NEW YORK (JTA) — Alvin Goldstein, a pioneering pornographer who published Screw magazine and spent decades dodging obscenity convictions, has died.
Goldstein, whose Milky Way production company owned the long-running cable TV show “Midnight Blue,” died Thursday in Brooklyn. He was 77.
After a colorful early career that involved Army service, photojournalism, encyclopedia sales and industrial espionage, Goldstein launched Screw in 1968. The magazine’s primary innovation was its commitment to being “utterly tasteless,” Alan Dershowitz, who defended Goldstein in court, told The New York Times. Screw featured reviews of pornographic movies and brothels, as well as photo shoots of nude models.
His fights against obscenity charges included a legal battle with the Pillsbury company for depicting its Doughboy in a compromising position.

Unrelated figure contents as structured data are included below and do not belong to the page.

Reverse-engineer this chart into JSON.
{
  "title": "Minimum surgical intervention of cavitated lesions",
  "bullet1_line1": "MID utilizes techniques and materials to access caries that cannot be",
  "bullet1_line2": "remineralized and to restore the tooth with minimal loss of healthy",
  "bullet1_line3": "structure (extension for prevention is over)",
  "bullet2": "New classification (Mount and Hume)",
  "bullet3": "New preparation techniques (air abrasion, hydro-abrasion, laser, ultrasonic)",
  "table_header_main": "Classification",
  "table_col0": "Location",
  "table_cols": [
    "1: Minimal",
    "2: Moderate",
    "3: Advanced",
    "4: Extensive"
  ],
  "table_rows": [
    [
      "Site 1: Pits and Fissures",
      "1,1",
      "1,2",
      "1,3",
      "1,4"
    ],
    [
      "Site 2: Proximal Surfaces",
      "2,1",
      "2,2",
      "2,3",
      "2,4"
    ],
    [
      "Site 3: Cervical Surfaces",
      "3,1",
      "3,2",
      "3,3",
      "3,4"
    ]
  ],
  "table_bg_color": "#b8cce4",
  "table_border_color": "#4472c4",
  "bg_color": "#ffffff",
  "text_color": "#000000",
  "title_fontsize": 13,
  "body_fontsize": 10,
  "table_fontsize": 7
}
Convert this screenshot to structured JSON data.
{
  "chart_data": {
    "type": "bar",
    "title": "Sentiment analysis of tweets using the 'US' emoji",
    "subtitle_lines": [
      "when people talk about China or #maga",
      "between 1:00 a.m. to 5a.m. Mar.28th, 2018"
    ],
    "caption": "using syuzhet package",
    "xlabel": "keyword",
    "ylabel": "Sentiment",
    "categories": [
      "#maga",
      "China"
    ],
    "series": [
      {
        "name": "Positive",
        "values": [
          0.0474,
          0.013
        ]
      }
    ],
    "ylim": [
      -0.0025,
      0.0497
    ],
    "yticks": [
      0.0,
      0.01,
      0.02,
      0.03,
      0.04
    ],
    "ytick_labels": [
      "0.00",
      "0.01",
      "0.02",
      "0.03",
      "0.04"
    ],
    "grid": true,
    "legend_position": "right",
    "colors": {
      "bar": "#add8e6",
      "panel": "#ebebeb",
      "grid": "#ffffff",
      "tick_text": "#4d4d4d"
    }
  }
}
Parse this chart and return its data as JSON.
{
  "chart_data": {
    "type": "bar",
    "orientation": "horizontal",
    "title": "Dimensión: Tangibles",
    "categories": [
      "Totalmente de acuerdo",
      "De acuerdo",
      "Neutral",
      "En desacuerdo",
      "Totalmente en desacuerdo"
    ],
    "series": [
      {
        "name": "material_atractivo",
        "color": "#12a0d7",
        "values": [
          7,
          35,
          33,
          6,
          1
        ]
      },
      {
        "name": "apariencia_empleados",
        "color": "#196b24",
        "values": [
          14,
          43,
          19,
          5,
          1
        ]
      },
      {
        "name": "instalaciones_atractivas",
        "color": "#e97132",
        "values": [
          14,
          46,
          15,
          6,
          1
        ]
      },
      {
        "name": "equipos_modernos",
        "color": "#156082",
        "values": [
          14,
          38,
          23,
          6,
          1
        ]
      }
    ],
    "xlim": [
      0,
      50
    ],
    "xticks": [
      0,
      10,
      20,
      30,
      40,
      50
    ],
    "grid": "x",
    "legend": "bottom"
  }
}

Over the decades, however, Goldstein found himself facing overwhelming competition as hardcore pornography became more mainstream, video and Internet pornography became ubiquitous, and free publications offered the same advertisements for services that had been Screw’s primary source of revenue. In 2003, a bankrupt Goldstein wound up in a homeless shelter and struggled to keep minimum-wage jobs in New York.
Married five times, Goldstein found himself estranged from his ex-wives and his son, Jordan. He spent his last years in a nursing home in Cobble Hill, Brooklyn. He was a Brooklyn native.